Conséquences d’une scission
La grande république du Soudan a cessé d’exister de puis l’indépendance proclamée de la République du Soudan Sud, chértienne et non arabe. Non seulement cette souveraineté a scindé le pays en deux Etats voisins, mais elle a aussi changé la donne économique de Khartoum. Depuis 2011, année de la création de la République du Soudan Sud, le pouvoir du président soudanais Oumar El Bechir s’est amoindri et sa capacité à relever les défis économiques du pays, a faibli. Le pétrole qui constituait la principale ressource du Soudan, trouve les ¾ de ses gisements chez le voisin du Sud.

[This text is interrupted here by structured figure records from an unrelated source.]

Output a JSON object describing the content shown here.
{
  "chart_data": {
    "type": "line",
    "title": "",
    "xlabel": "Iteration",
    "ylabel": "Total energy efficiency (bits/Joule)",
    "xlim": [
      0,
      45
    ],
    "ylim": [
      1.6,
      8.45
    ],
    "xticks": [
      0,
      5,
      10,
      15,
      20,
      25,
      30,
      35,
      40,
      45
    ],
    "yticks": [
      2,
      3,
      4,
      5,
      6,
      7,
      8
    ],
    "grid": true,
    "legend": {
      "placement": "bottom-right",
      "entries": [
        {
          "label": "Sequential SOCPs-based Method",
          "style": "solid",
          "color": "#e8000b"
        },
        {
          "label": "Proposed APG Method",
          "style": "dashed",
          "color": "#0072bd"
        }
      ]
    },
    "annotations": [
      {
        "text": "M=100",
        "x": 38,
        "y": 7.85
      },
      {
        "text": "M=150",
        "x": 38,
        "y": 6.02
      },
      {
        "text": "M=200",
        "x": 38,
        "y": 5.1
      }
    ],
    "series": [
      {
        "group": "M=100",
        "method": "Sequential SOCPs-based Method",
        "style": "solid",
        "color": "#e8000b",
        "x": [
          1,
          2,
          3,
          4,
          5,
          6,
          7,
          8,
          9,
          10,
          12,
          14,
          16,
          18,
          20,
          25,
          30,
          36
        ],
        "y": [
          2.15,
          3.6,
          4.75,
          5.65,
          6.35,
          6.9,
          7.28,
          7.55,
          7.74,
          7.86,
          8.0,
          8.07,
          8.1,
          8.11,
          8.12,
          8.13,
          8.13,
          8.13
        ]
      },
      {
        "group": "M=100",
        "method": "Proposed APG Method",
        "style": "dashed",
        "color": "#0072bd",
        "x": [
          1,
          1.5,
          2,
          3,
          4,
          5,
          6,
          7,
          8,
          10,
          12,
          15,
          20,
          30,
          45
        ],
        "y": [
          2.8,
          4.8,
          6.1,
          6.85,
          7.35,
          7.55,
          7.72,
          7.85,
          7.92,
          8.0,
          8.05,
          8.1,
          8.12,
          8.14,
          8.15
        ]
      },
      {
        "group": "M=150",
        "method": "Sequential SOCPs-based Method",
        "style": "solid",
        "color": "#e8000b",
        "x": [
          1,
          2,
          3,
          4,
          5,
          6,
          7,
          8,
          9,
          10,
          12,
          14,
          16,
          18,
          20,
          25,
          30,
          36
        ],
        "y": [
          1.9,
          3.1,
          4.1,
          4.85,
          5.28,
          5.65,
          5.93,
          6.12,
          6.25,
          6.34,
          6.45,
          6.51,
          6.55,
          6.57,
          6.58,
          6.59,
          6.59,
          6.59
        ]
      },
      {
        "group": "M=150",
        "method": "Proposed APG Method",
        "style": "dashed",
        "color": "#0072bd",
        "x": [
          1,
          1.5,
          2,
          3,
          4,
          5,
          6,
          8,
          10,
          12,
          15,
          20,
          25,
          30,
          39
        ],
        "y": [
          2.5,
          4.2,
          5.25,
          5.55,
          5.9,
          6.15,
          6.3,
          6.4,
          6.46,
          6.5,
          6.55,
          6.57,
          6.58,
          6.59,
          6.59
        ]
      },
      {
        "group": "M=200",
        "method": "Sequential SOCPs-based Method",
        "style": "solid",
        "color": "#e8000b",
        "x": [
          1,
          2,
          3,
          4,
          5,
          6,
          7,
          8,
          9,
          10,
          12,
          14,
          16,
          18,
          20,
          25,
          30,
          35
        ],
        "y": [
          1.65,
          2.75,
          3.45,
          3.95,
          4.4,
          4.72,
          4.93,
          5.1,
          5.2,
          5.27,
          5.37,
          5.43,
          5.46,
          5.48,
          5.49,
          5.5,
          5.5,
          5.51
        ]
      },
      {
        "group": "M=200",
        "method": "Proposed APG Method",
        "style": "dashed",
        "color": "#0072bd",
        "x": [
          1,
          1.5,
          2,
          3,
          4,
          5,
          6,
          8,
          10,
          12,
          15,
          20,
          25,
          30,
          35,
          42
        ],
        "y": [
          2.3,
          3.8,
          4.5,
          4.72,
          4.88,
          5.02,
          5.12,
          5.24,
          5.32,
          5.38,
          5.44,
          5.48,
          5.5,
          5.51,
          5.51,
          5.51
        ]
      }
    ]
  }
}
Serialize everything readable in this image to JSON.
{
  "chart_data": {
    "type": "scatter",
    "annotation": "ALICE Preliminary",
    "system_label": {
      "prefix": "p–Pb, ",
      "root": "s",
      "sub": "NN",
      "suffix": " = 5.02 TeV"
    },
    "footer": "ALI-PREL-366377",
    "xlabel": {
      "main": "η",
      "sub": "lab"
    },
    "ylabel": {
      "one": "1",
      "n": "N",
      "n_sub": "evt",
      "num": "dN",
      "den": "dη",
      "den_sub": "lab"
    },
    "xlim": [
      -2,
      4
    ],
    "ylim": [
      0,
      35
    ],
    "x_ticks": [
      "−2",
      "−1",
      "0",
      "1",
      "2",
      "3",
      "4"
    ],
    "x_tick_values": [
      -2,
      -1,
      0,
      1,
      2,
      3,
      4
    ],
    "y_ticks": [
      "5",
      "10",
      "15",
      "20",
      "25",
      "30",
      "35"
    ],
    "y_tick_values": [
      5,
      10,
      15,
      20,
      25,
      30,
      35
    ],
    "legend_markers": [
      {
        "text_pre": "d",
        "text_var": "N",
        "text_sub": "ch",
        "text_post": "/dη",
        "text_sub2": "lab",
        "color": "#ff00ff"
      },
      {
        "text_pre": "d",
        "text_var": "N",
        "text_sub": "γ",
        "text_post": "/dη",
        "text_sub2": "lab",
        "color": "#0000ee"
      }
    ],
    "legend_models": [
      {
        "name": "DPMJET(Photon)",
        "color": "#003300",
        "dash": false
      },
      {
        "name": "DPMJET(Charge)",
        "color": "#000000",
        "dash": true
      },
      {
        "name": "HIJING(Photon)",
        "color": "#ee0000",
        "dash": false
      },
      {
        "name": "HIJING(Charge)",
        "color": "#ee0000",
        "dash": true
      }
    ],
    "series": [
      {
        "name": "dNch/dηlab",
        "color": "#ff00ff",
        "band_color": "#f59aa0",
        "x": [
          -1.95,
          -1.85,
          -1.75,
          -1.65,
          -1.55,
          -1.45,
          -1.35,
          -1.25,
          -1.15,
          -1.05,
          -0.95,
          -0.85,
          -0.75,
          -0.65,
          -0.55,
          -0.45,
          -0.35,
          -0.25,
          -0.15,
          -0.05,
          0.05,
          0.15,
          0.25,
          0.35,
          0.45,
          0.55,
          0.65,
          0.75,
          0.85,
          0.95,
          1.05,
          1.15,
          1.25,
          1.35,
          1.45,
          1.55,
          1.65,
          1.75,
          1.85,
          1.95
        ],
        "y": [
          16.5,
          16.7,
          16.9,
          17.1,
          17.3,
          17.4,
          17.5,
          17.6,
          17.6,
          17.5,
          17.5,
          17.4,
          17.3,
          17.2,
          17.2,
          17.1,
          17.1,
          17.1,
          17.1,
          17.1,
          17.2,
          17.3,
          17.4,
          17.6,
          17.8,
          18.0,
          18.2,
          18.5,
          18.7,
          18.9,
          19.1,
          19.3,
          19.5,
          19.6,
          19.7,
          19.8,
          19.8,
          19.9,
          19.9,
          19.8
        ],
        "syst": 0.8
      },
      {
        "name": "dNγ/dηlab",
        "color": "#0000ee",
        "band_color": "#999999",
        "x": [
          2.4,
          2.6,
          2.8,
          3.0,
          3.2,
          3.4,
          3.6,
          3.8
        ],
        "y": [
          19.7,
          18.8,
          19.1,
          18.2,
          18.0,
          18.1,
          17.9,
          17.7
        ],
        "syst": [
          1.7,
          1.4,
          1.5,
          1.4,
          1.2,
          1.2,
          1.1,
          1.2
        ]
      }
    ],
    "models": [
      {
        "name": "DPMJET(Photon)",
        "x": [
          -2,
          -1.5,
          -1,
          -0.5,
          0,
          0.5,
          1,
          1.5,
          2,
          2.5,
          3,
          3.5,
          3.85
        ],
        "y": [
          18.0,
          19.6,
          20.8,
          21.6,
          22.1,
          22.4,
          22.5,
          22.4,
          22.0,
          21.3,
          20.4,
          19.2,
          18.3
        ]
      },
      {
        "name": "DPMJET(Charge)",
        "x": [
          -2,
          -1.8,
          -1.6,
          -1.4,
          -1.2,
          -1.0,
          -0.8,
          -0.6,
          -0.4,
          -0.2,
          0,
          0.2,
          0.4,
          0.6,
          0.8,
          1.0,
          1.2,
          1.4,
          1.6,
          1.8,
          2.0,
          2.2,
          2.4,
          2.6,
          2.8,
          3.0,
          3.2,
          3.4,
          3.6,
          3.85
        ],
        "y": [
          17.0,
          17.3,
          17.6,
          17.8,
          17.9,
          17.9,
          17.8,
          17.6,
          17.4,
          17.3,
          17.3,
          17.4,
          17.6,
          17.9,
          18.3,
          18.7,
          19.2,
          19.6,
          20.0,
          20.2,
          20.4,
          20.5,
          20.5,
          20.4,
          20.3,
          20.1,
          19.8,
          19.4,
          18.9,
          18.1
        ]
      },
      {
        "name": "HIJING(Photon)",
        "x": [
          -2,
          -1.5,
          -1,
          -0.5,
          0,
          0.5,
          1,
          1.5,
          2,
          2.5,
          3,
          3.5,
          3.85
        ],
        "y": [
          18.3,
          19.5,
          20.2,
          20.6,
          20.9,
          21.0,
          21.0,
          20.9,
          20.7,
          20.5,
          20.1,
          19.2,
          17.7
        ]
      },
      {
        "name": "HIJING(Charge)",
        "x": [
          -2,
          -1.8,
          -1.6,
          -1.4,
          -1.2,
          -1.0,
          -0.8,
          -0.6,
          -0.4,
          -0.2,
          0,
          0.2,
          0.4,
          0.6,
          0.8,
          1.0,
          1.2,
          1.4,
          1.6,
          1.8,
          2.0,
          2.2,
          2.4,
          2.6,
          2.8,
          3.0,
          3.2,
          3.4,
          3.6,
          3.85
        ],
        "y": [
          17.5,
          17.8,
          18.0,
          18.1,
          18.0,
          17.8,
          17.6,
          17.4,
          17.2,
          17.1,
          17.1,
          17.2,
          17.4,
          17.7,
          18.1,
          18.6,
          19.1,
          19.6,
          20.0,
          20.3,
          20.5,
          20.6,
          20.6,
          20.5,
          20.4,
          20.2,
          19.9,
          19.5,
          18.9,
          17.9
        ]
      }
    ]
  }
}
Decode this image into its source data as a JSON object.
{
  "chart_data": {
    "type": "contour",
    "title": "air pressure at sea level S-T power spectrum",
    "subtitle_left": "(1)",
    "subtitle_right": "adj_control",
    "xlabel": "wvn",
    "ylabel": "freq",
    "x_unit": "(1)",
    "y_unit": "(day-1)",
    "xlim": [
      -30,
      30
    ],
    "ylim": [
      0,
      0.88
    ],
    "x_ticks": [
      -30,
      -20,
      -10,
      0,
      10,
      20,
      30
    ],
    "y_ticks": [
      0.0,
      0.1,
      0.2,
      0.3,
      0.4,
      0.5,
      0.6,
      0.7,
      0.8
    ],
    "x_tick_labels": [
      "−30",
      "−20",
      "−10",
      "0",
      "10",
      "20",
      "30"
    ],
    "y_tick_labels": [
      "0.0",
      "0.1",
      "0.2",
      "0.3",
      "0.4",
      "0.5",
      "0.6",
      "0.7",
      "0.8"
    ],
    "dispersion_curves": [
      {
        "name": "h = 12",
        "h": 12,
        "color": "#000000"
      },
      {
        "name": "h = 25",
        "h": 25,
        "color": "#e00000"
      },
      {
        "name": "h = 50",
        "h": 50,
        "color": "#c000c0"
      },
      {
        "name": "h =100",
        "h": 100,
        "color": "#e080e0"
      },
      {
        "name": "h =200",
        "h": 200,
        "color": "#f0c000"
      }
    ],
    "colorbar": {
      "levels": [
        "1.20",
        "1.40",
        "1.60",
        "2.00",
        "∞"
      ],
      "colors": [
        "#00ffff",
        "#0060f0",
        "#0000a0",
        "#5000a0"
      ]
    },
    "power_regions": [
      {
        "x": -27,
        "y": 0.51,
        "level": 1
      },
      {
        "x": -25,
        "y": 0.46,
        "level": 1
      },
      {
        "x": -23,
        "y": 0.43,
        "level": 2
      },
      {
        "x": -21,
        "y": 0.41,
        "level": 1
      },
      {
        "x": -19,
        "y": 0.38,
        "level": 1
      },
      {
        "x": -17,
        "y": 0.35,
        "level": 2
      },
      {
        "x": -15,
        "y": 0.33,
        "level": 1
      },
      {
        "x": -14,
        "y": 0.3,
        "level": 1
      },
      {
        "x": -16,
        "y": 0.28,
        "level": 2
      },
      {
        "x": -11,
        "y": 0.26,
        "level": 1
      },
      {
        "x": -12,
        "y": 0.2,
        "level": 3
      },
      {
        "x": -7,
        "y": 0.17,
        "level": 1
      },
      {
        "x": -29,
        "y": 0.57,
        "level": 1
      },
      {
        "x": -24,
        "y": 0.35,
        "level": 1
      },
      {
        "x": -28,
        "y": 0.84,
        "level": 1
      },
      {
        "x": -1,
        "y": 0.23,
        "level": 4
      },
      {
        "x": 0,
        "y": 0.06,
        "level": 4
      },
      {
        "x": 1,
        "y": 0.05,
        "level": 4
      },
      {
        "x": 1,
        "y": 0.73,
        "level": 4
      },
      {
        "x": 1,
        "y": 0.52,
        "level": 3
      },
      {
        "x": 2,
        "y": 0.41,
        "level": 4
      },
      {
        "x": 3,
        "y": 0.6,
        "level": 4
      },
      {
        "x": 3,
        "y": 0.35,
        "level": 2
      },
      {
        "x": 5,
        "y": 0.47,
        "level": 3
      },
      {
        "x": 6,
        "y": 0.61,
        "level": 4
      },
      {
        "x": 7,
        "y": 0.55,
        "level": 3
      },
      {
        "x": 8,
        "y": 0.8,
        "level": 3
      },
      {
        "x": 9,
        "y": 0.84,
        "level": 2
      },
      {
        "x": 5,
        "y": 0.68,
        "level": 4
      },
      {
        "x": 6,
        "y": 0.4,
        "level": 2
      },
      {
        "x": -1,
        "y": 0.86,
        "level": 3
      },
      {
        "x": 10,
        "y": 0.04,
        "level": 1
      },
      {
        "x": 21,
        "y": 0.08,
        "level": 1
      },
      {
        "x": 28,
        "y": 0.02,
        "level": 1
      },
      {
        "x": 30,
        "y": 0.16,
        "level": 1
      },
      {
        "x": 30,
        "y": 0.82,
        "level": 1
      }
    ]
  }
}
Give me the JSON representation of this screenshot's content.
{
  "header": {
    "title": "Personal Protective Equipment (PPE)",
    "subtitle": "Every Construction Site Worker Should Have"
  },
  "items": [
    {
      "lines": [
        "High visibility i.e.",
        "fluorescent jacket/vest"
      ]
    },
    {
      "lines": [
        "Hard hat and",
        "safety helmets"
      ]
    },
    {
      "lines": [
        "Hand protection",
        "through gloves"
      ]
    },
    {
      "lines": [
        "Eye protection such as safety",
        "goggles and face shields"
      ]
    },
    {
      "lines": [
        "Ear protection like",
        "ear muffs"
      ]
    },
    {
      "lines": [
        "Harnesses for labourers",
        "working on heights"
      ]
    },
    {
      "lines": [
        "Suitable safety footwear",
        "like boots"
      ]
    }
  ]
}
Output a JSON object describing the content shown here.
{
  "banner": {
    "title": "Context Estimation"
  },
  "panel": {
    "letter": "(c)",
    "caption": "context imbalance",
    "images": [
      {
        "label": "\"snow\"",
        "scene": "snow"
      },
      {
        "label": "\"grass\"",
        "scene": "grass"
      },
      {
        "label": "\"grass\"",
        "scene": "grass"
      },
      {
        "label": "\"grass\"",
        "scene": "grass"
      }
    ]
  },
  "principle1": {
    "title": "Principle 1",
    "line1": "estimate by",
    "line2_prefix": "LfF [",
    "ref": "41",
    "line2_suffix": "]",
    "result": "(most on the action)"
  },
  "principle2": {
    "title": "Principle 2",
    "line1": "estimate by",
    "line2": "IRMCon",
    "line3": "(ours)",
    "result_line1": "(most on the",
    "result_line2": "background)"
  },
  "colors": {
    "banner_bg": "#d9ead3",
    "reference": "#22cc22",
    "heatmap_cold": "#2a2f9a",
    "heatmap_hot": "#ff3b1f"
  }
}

Avec la scission du pays depuis huit ans, les populations soudanaises ont ressenti le coût élevé de la vie avec une hausse du prix des denrées de première nécessité et la baisse de leur pouvoir d’achat et une monnaie fragilisée. Conséquences, la dévaluation de la monnaie locale qui a découlé d’une forte inflation des prix de certaines denrées ont poussé les populations à descendre dans la rue. C’est le cas du pain dont l’augmentation du prix a provoqué un grand soulèvement populaire parti des régions agricoles, avant d’atteindre la capitale. Et d’amener l’armée à destituer le président de la République. Sauf que, héritier du grand vase de l’or noir, le Soudan du Sud peine tout de même à retrouver la stabilité. Il y a quelques jours, la dernière chance a été donnée à cet Etat par le Vatican où le pape a reçu président et rebelle pour une retraite. Espérant que la paix ne revienne très vite.
Tchad, Congo, Guinée équatoriale, Togo, une mise en garde aux dictatures ?
Abdelaziz Bouteflika et Omar El Béchir ne seront certainement pas les derniers à connaître cette déchéance. Ces autres présidents accrocs du pouvoir, qui tripatouillent les constitutions pour s’éterniser (Paul Biya, Idriss Deby, Teodoro Obiang Nguema, Denis Sassou Nguesso), doivent commencer à réfléchir à leur fin. Faure Gnassingbé (Togo) fait face à des colères grondantes dans son pays depuis 2 ans. Ali Bongo (Gabon) qui, comme Gnassingbé, a tout simplement confisqué le pouvoir après la mort de son père revient d’un périlleux Accident cardio-vasculaire qui l’a handicapé profondément. Il ne faut donc pas penser que ça n’arrive que chez les autres. Qui aurait cru que le très puissant Blaise Compaoré qui a soufflé le chaud et le froid pendant des années au Burkina Faso, s’enfuirait vers la Côte d’Ivoire voisine ? Ces chutes de dictateurs peuvent ouvrir la voie à un mousson tropical à l’image du printemps arabe qui a avalé à plusieurs tyrans maghrébins. Une chose est certaine, la bravoure conséquente de l’armée soudanaise donnera des idées à d’autres officiers sur le continent. Une bonne issue peut être pour la démocratie.